Girl...where do you sleep?


----------



## Meysha (Nov 26, 2005)

hahaha... no I don't usually use the laptop on the floor.... it's usually sitting on my lap while I'm sitting or lying on the bed.

And hmm what's sleep?

And Chris... I've already thrown out a whole garbage bag full of rubbish!! :-( This is depressing. :-( I will post progress pics though.
Since I took these photos nothing has changed, except I moved all the stuff on the bed to the floor so I could sleep.


----------



## Meysha (Nov 26, 2005)

LittleMan said:
			
		

> I just noticed your guitar sitting over there in the corner... what kind is it?


That... my friend... is a very good question. It is made of wood and has strings on it... and I'm learning to play it... I suck.

It's my boyfriend's guitar and he just didn't feel like taking it back to Brisbane with him.

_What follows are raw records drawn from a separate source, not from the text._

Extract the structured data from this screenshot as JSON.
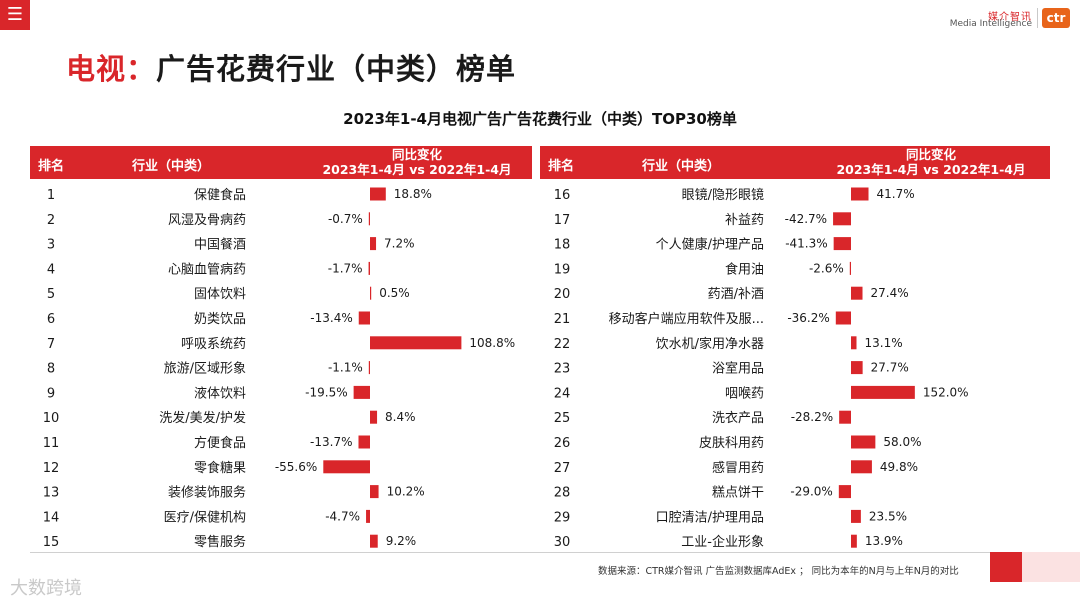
{
  "header": {
    "menu_icon": "☰",
    "brand_cn": "媒介智讯",
    "brand_en": "Media Intelligence",
    "brand_logo": "ctr"
  },
  "page": {
    "title_highlight": "电视：",
    "title_rest": "广告花费行业（中类）榜单",
    "subtitle": "2023年1-4月电视广告广告花费行业（中类）TOP30榜单"
  },
  "table_header": {
    "rank": "排名",
    "industry": "行业（中类）",
    "change_line1": "同比变化",
    "change_line2": "2023年1-4月 vs 2022年1-4月"
  },
  "footer": {
    "source": "数据来源：CTR媒介智讯 广告监测数据库AdEx ； 同比为本年的N月与上年N月的对比",
    "watermark": "大数跨境"
  },
  "colors": {
    "accent": "#d9262a",
    "bar": "#d9262a"
  },
  "chart_data": {
    "type": "bar",
    "title": "2023年1-4月电视广告广告花费行业（中类）TOP30榜单",
    "xlabel": "同比变化 2023年1-4月 vs 2022年1-4月",
    "unit": "%",
    "columns": [
      {
        "ranks": [
          "1",
          "2",
          "3",
          "4",
          "5",
          "6",
          "7",
          "8",
          "9",
          "10",
          "11",
          "12",
          "13",
          "14",
          "15"
        ],
        "categories": [
          "保健食品",
          "风湿及骨病药",
          "中国餐酒",
          "心脑血管病药",
          "固体饮料",
          "奶类饮品",
          "呼吸系统药",
          "旅游/区域形象",
          "液体饮料",
          "洗发/美发/护发",
          "方便食品",
          "零食糖果",
          "装修装饰服务",
          "医疗/保健机构",
          "零售服务"
        ],
        "values": [
          18.8,
          -0.7,
          7.2,
          -1.7,
          0.5,
          -13.4,
          108.8,
          -1.1,
          -19.5,
          8.4,
          -13.7,
          -55.6,
          10.2,
          -4.7,
          9.2
        ],
        "labels": [
          "18.8%",
          "-0.7%",
          "7.2%",
          "-1.7%",
          "0.5%",
          "-13.4%",
          "108.8%",
          "-1.1%",
          "-19.5%",
          "8.4%",
          "-13.7%",
          "-55.6%",
          "10.2%",
          "-4.7%",
          "9.2%"
        ]
      },
      {
        "ranks": [
          "16",
          "17",
          "18",
          "19",
          "20",
          "21",
          "22",
          "23",
          "24",
          "25",
          "26",
          "27",
          "28",
          "29",
          "30"
        ],
        "categories": [
          "眼镜/隐形眼镜",
          "补益药",
          "个人健康/护理产品",
          "食用油",
          "药酒/补酒",
          "移动客户端应用软件及服...",
          "饮水机/家用净水器",
          "浴室用品",
          "咽喉药",
          "洗衣产品",
          "皮肤科用药",
          "感冒用药",
          "糕点饼干",
          "口腔清洁/护理用品",
          "工业-企业形象"
        ],
        "values": [
          41.7,
          -42.7,
          -41.3,
          -2.6,
          27.4,
          -36.2,
          13.1,
          27.7,
          152.0,
          -28.2,
          58.0,
          49.8,
          -29.0,
          23.5,
          13.9
        ],
        "labels": [
          "41.7%",
          "-42.7%",
          "-41.3%",
          "-2.6%",
          "27.4%",
          "-36.2%",
          "13.1%",
          "27.7%",
          "152.0%",
          "-28.2%",
          "58.0%",
          "49.8%",
          "-29.0%",
          "23.5%",
          "13.9%"
        ]
      }
    ]
  }
}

So now I get it! :cheer: But I have a much much much nicer one...but again I have no idea what it's called... but it's sweet.


----------



## LittleMan (Nov 26, 2005)

Meysha said:
			
		

> Since I took these photos nothing has changed, except I moved all the stuff on the bed to the floor so I could sleep.


I'm an expert at cleaning, I really hate it sometimes... but I'm really good at it.
I would help you but there is a large body of water between you and I. 
Well, good luck.


----------



## Meysha (Nov 26, 2005)

You may not beleive it... but I too am very good at cleaning... but only when I'm angry or upset.

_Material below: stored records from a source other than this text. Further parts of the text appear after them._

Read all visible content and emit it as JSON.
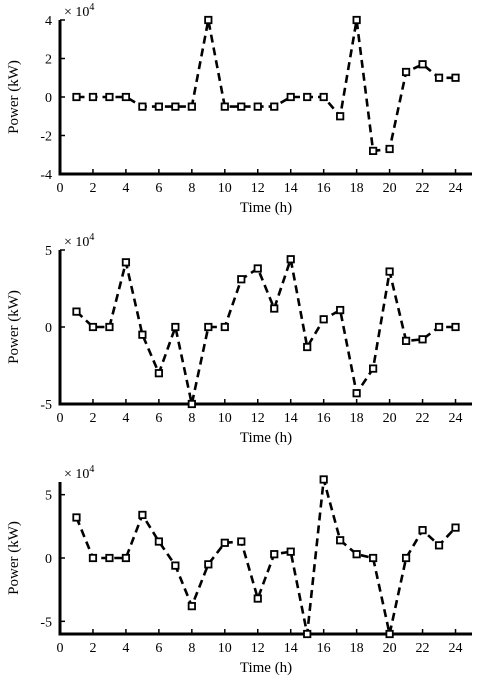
{
  "chart_data": [
    {
      "type": "line",
      "xlabel": "Time (h)",
      "ylabel": "Power (kW)",
      "scale_label": "× 10",
      "scale_exponent": "4",
      "xlim": [
        0,
        25
      ],
      "ylim": [
        -4,
        4
      ],
      "x_ticks": [
        0,
        2,
        4,
        6,
        8,
        10,
        12,
        14,
        16,
        18,
        20,
        22,
        24
      ],
      "y_ticks": [
        -4,
        -2,
        0,
        2,
        4
      ],
      "y_tick_labels": [
        "-4",
        "-2",
        "0",
        "2",
        "4"
      ],
      "grid": false,
      "series": [
        {
          "x": [
            1,
            2,
            3,
            4,
            5,
            6,
            7,
            8,
            9,
            10,
            11,
            12,
            13,
            14,
            15,
            16,
            17,
            18,
            19,
            20,
            21,
            22,
            23,
            24
          ],
          "values": [
            0,
            0,
            0,
            0,
            -0.5,
            -0.5,
            -0.5,
            -0.5,
            4,
            -0.5,
            -0.5,
            -0.5,
            -0.5,
            0,
            0,
            0,
            -1,
            4,
            -2.8,
            -2.7,
            1.3,
            1.7,
            1,
            1
          ]
        }
      ]
    },
    {
      "type": "line",
      "xlabel": "Time (h)",
      "ylabel": "Power (kW)",
      "scale_label": "× 10",
      "scale_exponent": "4",
      "xlim": [
        0,
        25
      ],
      "ylim": [
        -5,
        5
      ],
      "x_ticks": [
        0,
        2,
        4,
        6,
        8,
        10,
        12,
        14,
        16,
        18,
        20,
        22,
        24
      ],
      "y_ticks": [
        -5,
        0,
        5
      ],
      "y_tick_labels": [
        "-5",
        "0",
        "5"
      ],
      "grid": false,
      "series": [
        {
          "x": [
            1,
            2,
            3,
            4,
            5,
            6,
            7,
            8,
            9,
            10,
            11,
            12,
            13,
            14,
            15,
            16,
            17,
            18,
            19,
            20,
            21,
            22,
            23,
            24
          ],
          "values": [
            1,
            0,
            0,
            4.2,
            -0.5,
            -3,
            0,
            -5,
            0,
            0,
            3.1,
            3.8,
            1.2,
            4.4,
            -1.3,
            0.5,
            1.1,
            -4.3,
            -2.7,
            3.6,
            -0.9,
            -0.8,
            0,
            0
          ]
        }
      ]
    },
    {
      "type": "line",
      "xlabel": "Time (h)",
      "ylabel": "Power (kW)",
      "scale_label": "× 10",
      "scale_exponent": "4",
      "xlim": [
        0,
        25
      ],
      "ylim": [
        -6,
        6
      ],
      "x_ticks": [
        0,
        2,
        4,
        6,
        8,
        10,
        12,
        14,
        16,
        18,
        20,
        22,
        24
      ],
      "y_ticks": [
        -5,
        0,
        5
      ],
      "y_tick_labels": [
        "-5",
        "0",
        "5"
      ],
      "grid": false,
      "series": [
        {
          "x": [
            1,
            2,
            3,
            4,
            5,
            6,
            7,
            8,
            9,
            10,
            11,
            12,
            13,
            14,
            15,
            16,
            17,
            18,
            19,
            20,
            21,
            22,
            23,
            24
          ],
          "values": [
            3.2,
            0,
            0,
            0,
            3.4,
            1.3,
            -0.6,
            -3.8,
            -0.5,
            1.2,
            1.3,
            -3.2,
            0.3,
            0.5,
            -6,
            6.2,
            1.4,
            0.3,
            0,
            -6,
            0,
            2.2,
            1,
            2.4
          ]
        }
      ]
    }
  ]
}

So that must mean it's a good sign that my room is filthy!


----------



## LittleMan (Nov 26, 2005)

Meysha said:
			
		

> You may not beleive it... but I too am very good at cleaning... but only when I'm angry or upset.
> 
> * So that must mean it's a good sign that my room is filthy!*


That's true.... 
I usually clean my room when I have nothing to do... that's probably why my room is spotless... :lmao:


----------



## Xmetal (Nov 27, 2005)

I bet I know who she was chatting to on MSN at the time! *cough* 

Post up your mirror shot, Vicky!


----------



## Artemis (Nov 27, 2005)

You posted a photo of your bedroom on thos forum....did you not think girl?

On a side note, how am I supposed to fit in that bed?!


----------



## mentos_007 (Nov 27, 2005)

Meysha said:
			
		

> You may not beleive it... but I too am very good at cleaning... but only when I'm angry or upset.
> 
> So that must mean it's a good sign that my room is filthy!

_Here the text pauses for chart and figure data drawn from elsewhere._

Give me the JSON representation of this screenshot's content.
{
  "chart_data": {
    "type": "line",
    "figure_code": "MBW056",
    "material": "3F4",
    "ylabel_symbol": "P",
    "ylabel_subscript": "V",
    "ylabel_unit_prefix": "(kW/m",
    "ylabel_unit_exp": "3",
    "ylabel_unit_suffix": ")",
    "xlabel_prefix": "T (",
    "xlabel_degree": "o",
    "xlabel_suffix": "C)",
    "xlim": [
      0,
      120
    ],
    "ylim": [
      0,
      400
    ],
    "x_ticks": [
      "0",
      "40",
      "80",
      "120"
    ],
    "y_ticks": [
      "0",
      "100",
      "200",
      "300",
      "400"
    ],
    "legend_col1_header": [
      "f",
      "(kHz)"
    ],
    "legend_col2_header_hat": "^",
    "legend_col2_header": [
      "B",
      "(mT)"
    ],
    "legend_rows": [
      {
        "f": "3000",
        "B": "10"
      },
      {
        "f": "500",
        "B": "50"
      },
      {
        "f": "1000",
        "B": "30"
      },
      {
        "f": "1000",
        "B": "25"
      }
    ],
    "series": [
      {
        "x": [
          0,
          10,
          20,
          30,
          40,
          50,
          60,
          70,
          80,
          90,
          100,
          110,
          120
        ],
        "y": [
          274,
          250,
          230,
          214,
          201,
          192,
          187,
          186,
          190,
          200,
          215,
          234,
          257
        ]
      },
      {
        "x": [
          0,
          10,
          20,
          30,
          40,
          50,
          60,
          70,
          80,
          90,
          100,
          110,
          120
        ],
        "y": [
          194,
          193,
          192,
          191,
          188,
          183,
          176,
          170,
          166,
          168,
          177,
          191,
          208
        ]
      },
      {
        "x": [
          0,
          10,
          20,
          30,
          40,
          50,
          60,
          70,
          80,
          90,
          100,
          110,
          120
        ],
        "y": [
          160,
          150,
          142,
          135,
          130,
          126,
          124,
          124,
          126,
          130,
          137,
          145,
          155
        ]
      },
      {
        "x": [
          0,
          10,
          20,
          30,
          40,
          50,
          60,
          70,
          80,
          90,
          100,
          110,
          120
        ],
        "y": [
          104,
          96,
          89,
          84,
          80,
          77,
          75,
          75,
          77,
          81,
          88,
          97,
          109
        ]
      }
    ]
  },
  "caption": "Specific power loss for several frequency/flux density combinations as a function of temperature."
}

you know .. i have the same... I clean and tidy up only when I'm upset... or furious... so .. it doesn't happen often


----------



## mentos_007 (Nov 27, 2005)

Artemis said:
			
		

> You posted a photo of your bedroom on thos forum....did you not think girl?
> 
> On a side note, how am I supposed to fit in that bed?!



shhhhh.... or Adrian will hear it!!!! And you'll be banned


----------



## Artemis (Nov 27, 2005)

He wont hear nothing...but to be on the safe side...can I hide out in your room Mentos?


----------